Recently, one of our clients had to migrate their CF from one vSphere cluster to another. Here is the story: the client bought some more modern UCS chassis they would like to add to the existing cluster. Enhanced vMotion Compatibility (EVC) must be enabled to support mixed processors in the same cluster. You can’t enable EVC if there is a single VM is on it. In order to enable EVC feature, they need to migrate the whole CF to a new cluster. Since it is a heavily used CF environment, they would like zero or minimum downtime for the migration.
The solution should have been simple since vSphere has the vMotion feature. The steps we came up with are: disable bosh resurrection, create a new cluster in the same vCenter, vMotion the CF VMs to the new cluster, enable EVC in the old cluster, vMotion the CF back to the old cluster, enable Bosh resurrection. Zero downtime and no user should have noticed that we migrated CF between two clusters.
Small challenges happened when we found out that we can’t vMotion between the two clusters when VMs are running due to the CPU compatibility issues between the two clusters. (More details see vMotion between vSphere Clusters). This means we have to power off CF VMs before we can do vMotion, which means possible downtime for the platform.

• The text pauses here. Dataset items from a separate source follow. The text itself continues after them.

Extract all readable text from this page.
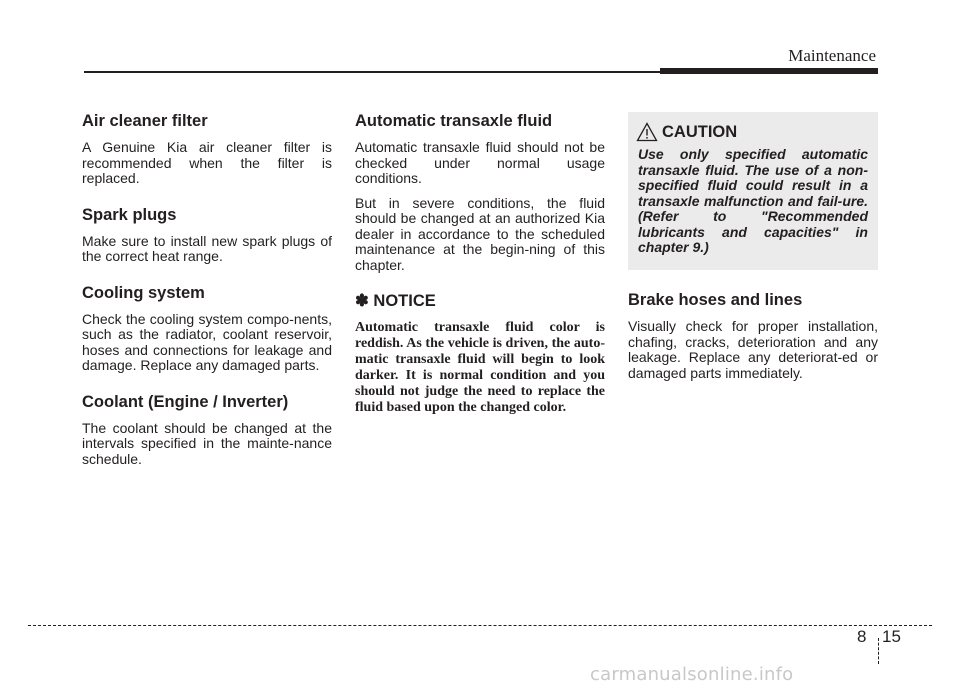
Maintenance
Air cleaner filter

A Genuine Kia air cleaner filter is recommended when the filter is replaced.

Spark plugs

Make sure to install new spark plugs of the correct heat range.

Cooling system

Check the cooling system compo-nents, such as the radiator, coolant reservoir, hoses and connections for leakage and damage. Replace any damaged parts.

Coolant (Engine / Inverter)

The coolant should be changed at the intervals specified in the mainte-nance schedule.

Automatic transaxle fluid

Automatic transaxle fluid should not be checked under normal usage conditions.

But in severe conditions, the fluid should be changed at an authorized Kia dealer in accordance to the scheduled maintenance at the begin-ning of this chapter.

✽ NOTICE

Automatic transaxle fluid color is reddish. As the vehicle is driven, the auto-matic transaxle fluid will begin to look darker. It is normal condition and you should not judge the need to replace the fluid based upon the changed color.

CAUTION

Use only specified automatic transaxle fluid. The use of a non-specified fluid could result in a transaxle malfunction and fail-ure. (Refer to "Recommended lubricants and capacities" in chapter 9.)

Brake hoses and lines

Visually check for proper installation, chafing, cracks, deterioration and any leakage. Replace any deteriorat-ed or damaged parts immediately.

8 15
carmanualsonline.info
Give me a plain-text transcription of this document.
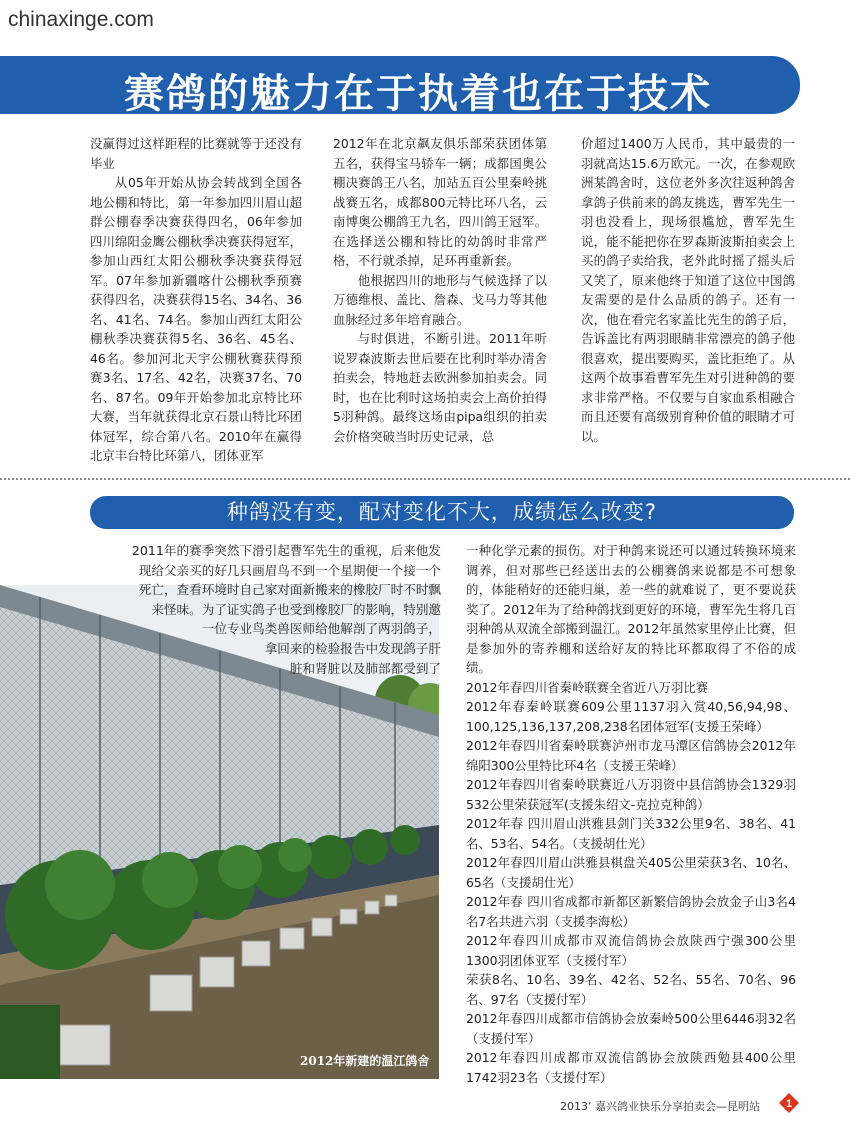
chinaxinge.com
赛鸽的魅力在于执着也在于技术

没赢得过这样距程的比赛就等于还没有毕业

从05年开始从协会转战到全国各地公棚和特比，第一年参加四川眉山超群公棚春季决赛获得四名，06年参加四川绵阳金鹰公棚秋季决赛获得冠军，参加山西红太阳公棚秋季决赛获得冠军。07年参加新疆喀什公棚秋季预赛获得四名，决赛获得15名、34名、36名、41名、74名。参加山西红太阳公棚秋季决赛获得5名、36名、45名、46名。参加河北天宇公棚秋赛获得预赛3名、17名、42名，决赛37名、70名、87名。09年开始参加北京特比环大赛，当年就获得北京石景山特比环团体冠军，综合第八名。2010年在赢得北京丰台特比环第八，团体亚军

2012年在北京飙友俱乐部荣获团体第五名，获得宝马轿车一辆；成都国奥公棚决赛鸽王八名，加站五百公里秦岭挑战赛五名，成都800元特比环八名，云南博奥公棚鸽王九名，四川鸽王冠军。在选择送公棚和特比的幼鸽时非常严格，不行就杀掉，足环再重新套。

他根据四川的地形与气候选择了以万德维根、盖比、詹森、戈马力等其他血脉经过多年培育融合。

与时俱进，不断引进。2011年听说罗森波斯去世后要在比利时举办清舍拍卖会，特地赶去欧洲参加拍卖会。同时，也在比利时这场拍卖会上高价拍得5羽种鸽。最终这场由pipa组织的拍卖会价格突破当时历史记录，总

价超过1400万人民币，其中最贵的一羽就高达15.6万欧元。一次，在参观欧洲某鸽舍时，这位老外多次往返种鸽舍拿鸽子供前来的鸽友挑选，曹军先生一羽也没看上，现场很尴尬，曹军先生说，能不能把你在罗森斯波斯拍卖会上买的鸽子卖给我，老外此时摇了摇头后又笑了，原来他终于知道了这位中国鸽友需要的是什么品质的鸽子。还有一次，他在看完名家盖比先生的鸽子后，告诉盖比有两羽眼睛非常漂亮的鸽子他很喜欢，提出要购买，盖比拒绝了。从这两个故事看曹军先生对引进种鸽的要求非常严格。不仅要与自家血系相融合而且还要有高级别育种价值的眼睛才可以。

种鸽没有变，配对变化不大，成绩怎么改变?
2012年新建的温江鸽舍
2011年的赛季突然下滑引起曹军先生的重视，后来他发
现给父亲买的好几只画眉鸟不到一个星期便一个接一个
死亡，查看环境时自己家对面新搬来的橡胶厂时不时飘
来怪味。为了证实鸽子也受到橡胶厂的影响，特别邀
一位专业鸟类兽医师给他解剖了两羽鸽子，
拿回来的检验报告中发现鸽子肝
脏和肾脏以及肺部都受到了

一种化学元素的损伤。对于种鸽来说还可以通过转换环境来调养，但对那些已经送出去的公棚赛鸽来说都是不可想象的，体能稍好的还能归巢，差一些的就难说了，更不要说获奖了。2012年为了给种鸽找到更好的环境，曹军先生将几百羽种鸽从双流全部搬到温江。2012年虽然家里停止比赛，但是参加外的寄养棚和送给好友的特比环都取得了不俗的成绩。

2012年春四川省秦岭联赛全省近八万羽比赛

2012年春秦岭联赛609公里1137羽入赏40,56,94,98、100,125,136,137,208,238名团体冠军(支援王荣峰）

2012年春四川省秦岭联赛泸州市龙马潭区信鸽协会2012年绵阳300公里特比环4名（支援王荣峰）

2012年春四川省秦岭联赛近八万羽资中县信鸽协会1329羽532公里荣获冠军(支援朱绍文-克拉克种鸽）

2012年春 四川眉山洪雅县剑门关332公里9名、38名、41名、53名、54名。（支援胡仕光）

2012年春四川眉山洪雅县棋盘关405公里荣获3名、10名、65名（支援胡仕光）

2012年春 四川省成都市新都区新繁信鸽协会放金子山3名4名7名共进六羽（支援李海松）

2012年春四川成都市双流信鸽协会放陕西宁强300公里1300羽团体亚军（支援付军）

荣获8名、10名、39名、42名、52名、55名、70名、96名、97名（支援付军）

2012年春四川成都市信鸽协会放秦岭500公里6446羽32名（支援付军）

2012年春四川成都市双流信鸽协会放陕西勉县400公里1742羽23名（支援付军）

2013’ 嘉兴鸽业快乐分享拍卖会—昆明站 1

Given the situation, we came up with the following working solution:
1) Turn off BOSH resurrection, otherwise BOSH will try to self-recover/recreate
your VMs that are down when you try to migrate.
2) Run bosh stop
on a subgroup of the VMs so there were still same type VMs running to keep the platform working. bosh stop
without --hard
flag by default will stop VM while keeping the persistent disk.
3) Power off those VMs to do vMotion to the new cluster we created beforehand.
4) After vMotion, bring the VMs in the new cluster up.
5) Repeat the above process until you migrate all the VMs over to the new cluster
6) Delete or rename the old cluster.
7) Rename the new cluster to the old cluster’s name.
8) Turn the BOSH resurrection back on.